The Sun’s atmosphere—its corona—is far, far hotter than its surface, and this has been a long-standing mystery, baffling astronomers for decades.
This week, astronomers announced they have found the smoking gun. Almost literally.
Here’s the scoop. The Sun is a huge ball of plasma*, gas so hot that electrons are ripped from their parent atoms. It doesn’t really have a surface, instead just sort of fading away with height.
The layer we see is called the photosphere (“sphere of light”), because that’s where the material in the Sun gets thin enough that light can easily fly out. Above this layer is the corona, what you can think of as the Sun’s atmosphere: extremely thin gas.
The thing is, while the photosphere is hot, roughly 5500° C, the corona is freaking hot, two million degrees on average. That’s weird. Inside the Sun, the temperature drops as you move out from the center, but that trend reverses, viciously, at the corona.
Why is the corona so hot?
Astronomers have tried to explain this for years, coming up with lots of mechanisms. But they’re hard to prove or disprove. Observing the corona is difficult; the plasma there is incredibly thin and faint. It’s also so hot it glows at wavelengths of light that don’t penetrate our atmosphere like far ultraviolet and X-rays, so we need space-based observatories to study it (usually; hang on for the important exception).
Also, the scale is a tad mind crushing. The Sun is over 10 times wider than Earth, 1.4 million km across, and the corona even larger. There’s not much on the large scale that seems to show why the corona should be so hot.

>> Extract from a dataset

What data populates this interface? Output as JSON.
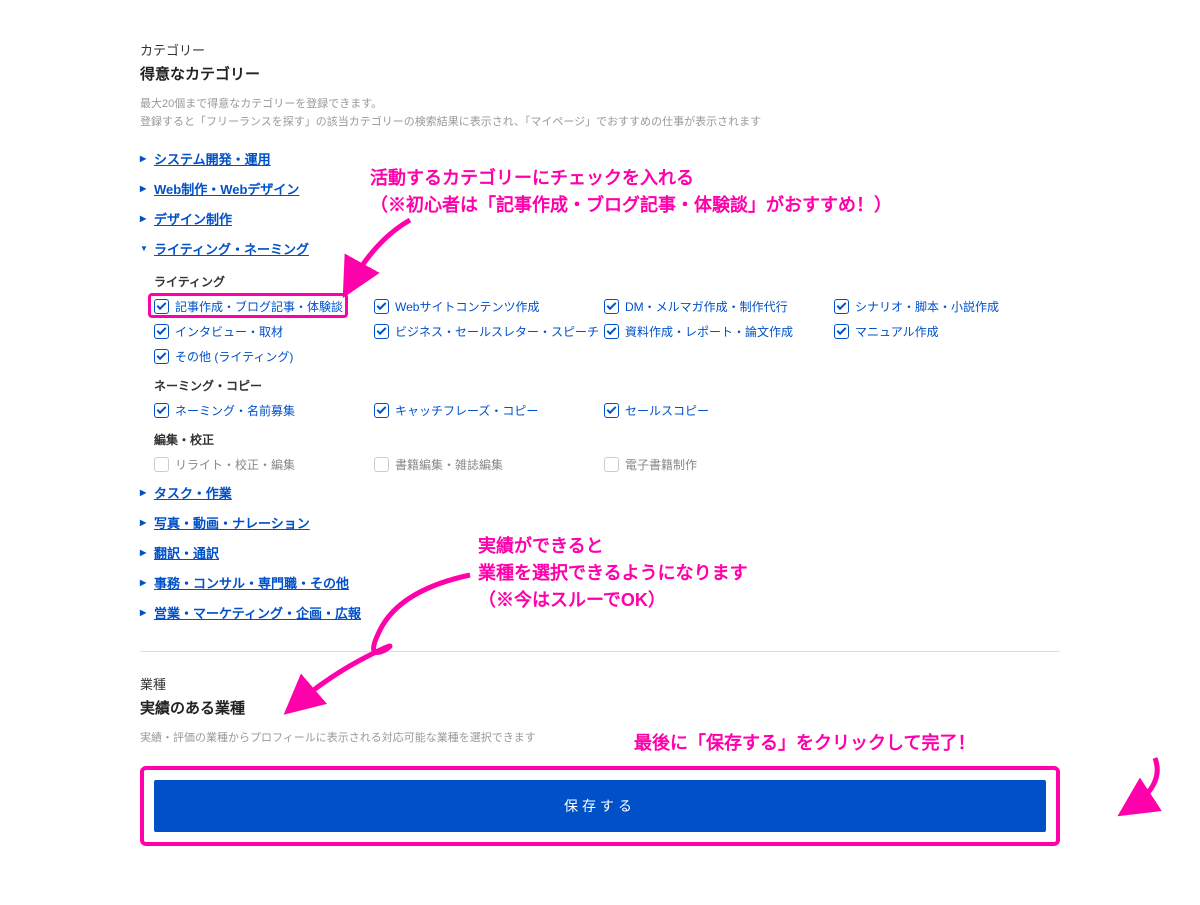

But there are hints. The Sun has a complex magnetic field, caused by its internal motion, which can generate huge, towering loops above the photosphere. These store unbelievable amounts of energy and when they twist up and tangle, they can snap, releasing that energy as solar flares. These are storms of ridiculous power; a single flare can explode with as much power as 10 billion one megaton H-bombs.

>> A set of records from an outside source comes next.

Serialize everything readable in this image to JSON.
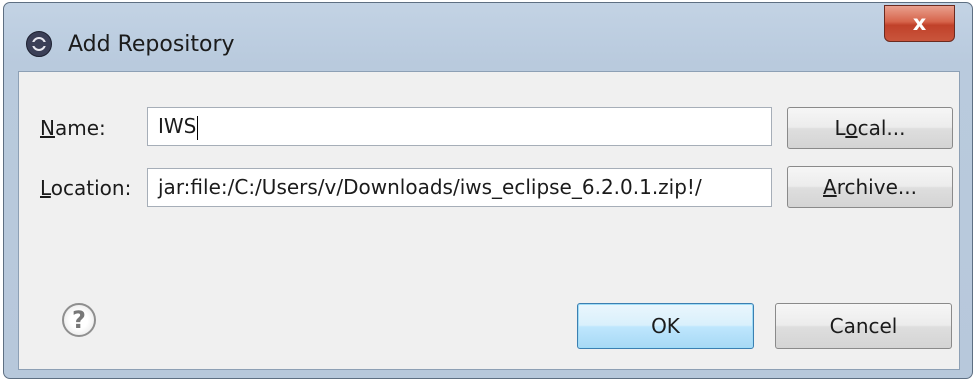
{
  "window": {
    "title": "Add Repository",
    "close_glyph": "x",
    "app_icon": "eclipse-icon"
  },
  "form": {
    "name_label_mnemonic": "N",
    "name_label_rest": "ame:",
    "name_value": "IWS",
    "location_label_mnemonic": "L",
    "location_label_rest": "ocation:",
    "location_value": "jar:file:/C:/Users/v/Downloads/iws_eclipse_6.2.0.1.zip!/"
  },
  "buttons": {
    "local_pre": "L",
    "local_mnemonic": "o",
    "local_post": "cal...",
    "archive_mnemonic": "A",
    "archive_rest": "rchive...",
    "ok_label": "OK",
    "cancel_label": "Cancel"
  },
  "help": {
    "glyph": "?",
    "icon": "help-icon"
  }
}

These aren’t the source of coronal heating—flares don’t happen very often—but what if big ones are only (so to speak) the tip of the iceberg? What if there are little ones, lots of them, too small to see?
These nanoflares, as astronomers dubbed them, could pay the solar coronal heating bill, assuming there were enough of them. But they were maddeningly elusive. Astronomers looked, but never saw any.
…until now. Using a combination of different observatories, these nanoflares have finally been spotted. Using EUNIS (the Extreme Ultraviolet Normal Incidence Spectrograph), the nanoflares have revealed themselves. Here they are:
EUNIS breaks up light into its individual colors, allowing astronomers to determine the Sun’s plasma properties, most notably the plasma temperature. The image on the left (teal) shows a small region of the Sun at 10 million degrees Celsius. The middle (pink) is about 1 million degrees, and the right (yellow) a paltry 100,000°—which is still searingly hot, far hotter than the Sun’s surface.
The teal image shows the hottest part of the corona, and you can see those finger-like tendrils above center: Those are the nanoflares, or actually many of them, all overlapping. They still happen on a scale too small to see individually, but they’re collective nature has finally been seen.
Each nanoflare sounds small, but they’re still incredible: Each explodes with the energy of a 50 megaton nuclear weapon, equivalent to the most powerful device ever detonated on Earth (the Tsar Bomba; read about that if you want to lose sleep tonight), and there may be millions of those going off each and every second on the Sun’s surface.
That’s what heats the corona. Mind you, as powerful as they are they still are dwarfed by the Sun’s normal energy output, which is 100 billion megatons per second. But that heat doesn’t couple with the corona well, which is why the discovery of these nanoflares is so important. And interestingly, the nanoflares are hotter than the corona, too. The physics is complicated, but the astronomers involved in this discovery have models that can help understand this, where the heat transferred to the corona is quickly dissipated. These models, too, are new.
While this is a critical step in understanding the corona’s heat, there’s still a problem: What causes the nanoflares? The idea of smaller scale magnetic loop tangles snapping is a good one, but there are others that may contribute as well. For example, you might expect nanoflares only where magnetic loops are prevalent (where the Sun is active), but observations also show they occur where the Sun is quiet. Clearly, more observations are needed, and more theoretical work to explain them.
This new breakthrough was made using several different observatories, including SOHO and the orbiting NuSTAR X-ray observatory (usually used to look at distant black holes, but which is also sensitive enough to see small-scale eruptions on the Sun). Interestingly, EUNIS was launched on a sounding rocket, a suborbital flight (basically, up-and-down) that lasted only 15 minutes! It’s amazing to think that in that short a time, such a long-standing mystery was finally solved.
… and a new one started. The cause of the flares may take some time to untangle (haha! Get it?) but we have a solid start now. But of course, that’s part of what makes science so much fun. We solve a mystery, and get to enjoy the satisfaction… and then roll up our sleeves and get back to work.
* Some might say it’s a mass of incandescent gas.